Try this Jamaican Red Pea soup recipe. It’s a thick and flavourful soup, full of meat, starchy vegetables and chewy dumplings.
- 1 teaspoon Grace Hot Pepper sauce (Buy Now)
- 1 large piece Yellow Yam (Buy Now)
- 1tsp Pimento seed (optional) (Buy Now)
- 1 1/2 cups Dry red peas (kidney beans)
- 8-10 cups Water, approx.
- 1lb Stewing beef
- 1 1/2 lb Pig’s tail or ham hock (optional)
- 1 large Sweet potato
- 1 medium onion, chopped or 3 Stalks green onion, chopped
- 1 tsp Dried thyme or 3 stalks fresh thyme
- 1/2 tsp Black pepper
- Salt and pepper to taste
- 1 cup flour
- 1/3 cup water
- 1/2 tsp salt
- Mix together to make stiff dough
Overnight - Place dry kidney beans in large soup pot on stove, cover with water and soak. If using, place pig tails in bowl, cover with water and soak overnight in fridge to remove excess salt.

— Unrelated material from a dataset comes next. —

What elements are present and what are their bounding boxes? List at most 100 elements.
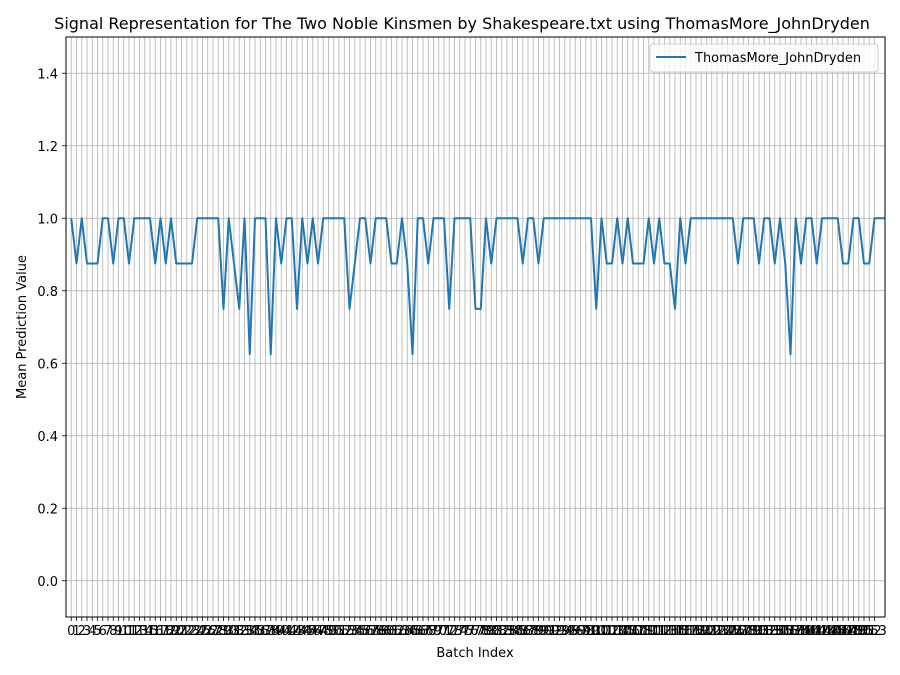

To remove more excess salt, put soaked pig tails in a pot, cover with fresh water and bring to a boil. Repeat this step two more times.
- Place stewing beef in pot with red peas and add enough water to cover the two ingredients. Bring to a boil then reduce heat to simmer for about 1 hour, or until peas and beef are cooked. Note: the beef will likely be cooked before the peas, so remove when tender.
- At the same time, in a separate pot cover pig tails with water, bring to a boil and then reduce heat to simmer until tender, about 1 hour
- Note: In both pots, as water evaporates when cooking, add boiling water to cover ingredients.
- When all the ingredients are tender add pig tails (with liquid) to pot with peas and beef and continue simmering.
- Peel and cut yam and sweet potato into large serving pieces; add to boiling soup. Add boiling water to pot to semi cover yams and potatoes.
- Make dumplings and add to boiling pot of soup.
- Add onion, thyme, pimento, hot pepper sauce and black pepper to soup pot and simmer until yams and potatoes are tender and soup has thickened.
- Taste soup for flavour and add salt or pepper, if needed.